NON-ACTIVE WORKS IN PROGRESS

"Liaisons Dangereuses - Relationship Banking and the Venture Capital Industry"

Presented at: LSE (2017)

I study how the existence of benefits from relationship lending in the banking sector could be detrimental to the scope and success of Venture Capital. I construct a model in which entrepreneurial choices are tilted towards less innovative projects to reap the benefits of relationship banking. On the one hand, this allows entrepreneurs using bank lending to overcome credit constraints, generated by high monitoring costs. On the other hand, relationship banking benefits cause the entrepreneur to opt for more traditional projects, forgoing more profitable innovative projects and VC financing. The mechanism is exacerbated by higher costs to obtain venture capital and lower VC expertise (i.e. lower VC value added).
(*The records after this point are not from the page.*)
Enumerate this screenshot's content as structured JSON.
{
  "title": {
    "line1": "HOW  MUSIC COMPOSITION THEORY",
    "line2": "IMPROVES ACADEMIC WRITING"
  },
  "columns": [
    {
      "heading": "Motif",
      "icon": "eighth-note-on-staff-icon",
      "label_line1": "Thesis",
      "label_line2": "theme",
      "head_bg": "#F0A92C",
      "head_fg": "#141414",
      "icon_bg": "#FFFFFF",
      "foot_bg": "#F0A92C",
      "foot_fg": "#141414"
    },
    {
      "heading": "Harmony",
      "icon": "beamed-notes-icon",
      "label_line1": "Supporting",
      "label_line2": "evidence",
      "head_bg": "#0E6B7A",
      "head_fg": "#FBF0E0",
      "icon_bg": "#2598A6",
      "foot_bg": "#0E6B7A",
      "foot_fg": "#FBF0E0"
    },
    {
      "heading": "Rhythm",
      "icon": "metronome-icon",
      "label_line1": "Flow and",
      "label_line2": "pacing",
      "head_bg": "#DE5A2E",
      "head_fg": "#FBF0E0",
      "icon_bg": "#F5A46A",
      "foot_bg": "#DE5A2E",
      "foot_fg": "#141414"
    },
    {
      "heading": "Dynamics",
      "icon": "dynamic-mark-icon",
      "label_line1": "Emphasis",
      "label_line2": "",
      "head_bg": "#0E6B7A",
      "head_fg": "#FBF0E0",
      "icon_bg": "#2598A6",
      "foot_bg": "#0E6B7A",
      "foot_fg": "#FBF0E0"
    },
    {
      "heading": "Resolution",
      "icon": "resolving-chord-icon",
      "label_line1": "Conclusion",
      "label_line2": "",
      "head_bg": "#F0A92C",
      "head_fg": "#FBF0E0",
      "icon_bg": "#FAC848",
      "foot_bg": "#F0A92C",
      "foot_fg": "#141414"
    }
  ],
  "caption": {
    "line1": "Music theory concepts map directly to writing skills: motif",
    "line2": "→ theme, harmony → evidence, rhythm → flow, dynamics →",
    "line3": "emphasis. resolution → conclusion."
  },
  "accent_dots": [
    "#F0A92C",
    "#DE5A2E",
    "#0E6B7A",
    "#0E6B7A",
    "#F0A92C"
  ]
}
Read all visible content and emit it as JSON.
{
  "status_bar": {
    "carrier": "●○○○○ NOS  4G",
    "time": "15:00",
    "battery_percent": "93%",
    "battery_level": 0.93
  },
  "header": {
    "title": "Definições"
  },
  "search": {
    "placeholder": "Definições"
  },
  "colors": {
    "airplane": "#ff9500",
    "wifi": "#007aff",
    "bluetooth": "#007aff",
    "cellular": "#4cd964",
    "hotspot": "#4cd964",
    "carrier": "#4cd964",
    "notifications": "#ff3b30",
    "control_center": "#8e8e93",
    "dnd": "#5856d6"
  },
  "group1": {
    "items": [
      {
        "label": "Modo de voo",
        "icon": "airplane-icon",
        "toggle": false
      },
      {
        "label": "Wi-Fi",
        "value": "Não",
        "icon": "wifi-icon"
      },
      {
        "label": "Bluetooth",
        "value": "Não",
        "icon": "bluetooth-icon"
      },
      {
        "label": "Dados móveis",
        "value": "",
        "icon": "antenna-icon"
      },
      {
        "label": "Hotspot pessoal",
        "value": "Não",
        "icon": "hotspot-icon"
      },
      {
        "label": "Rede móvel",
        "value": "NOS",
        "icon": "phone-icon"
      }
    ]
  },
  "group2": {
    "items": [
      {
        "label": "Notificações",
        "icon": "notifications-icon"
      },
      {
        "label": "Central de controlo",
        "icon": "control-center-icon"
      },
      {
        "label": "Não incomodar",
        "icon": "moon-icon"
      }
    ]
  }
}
The model shows how banks and venture capitalists are linked through entrepreneurial choice and how relationship banking can be a factor in explaining the lack of success of certain countries in developing venture capital industries.


"On Timing of Share Repurchases" with M. Xu

Using a new, hand-collected, data-set on all open market share repurchases by publicly traded companies in the UK, we investigate patterns and dynamics of these transactions.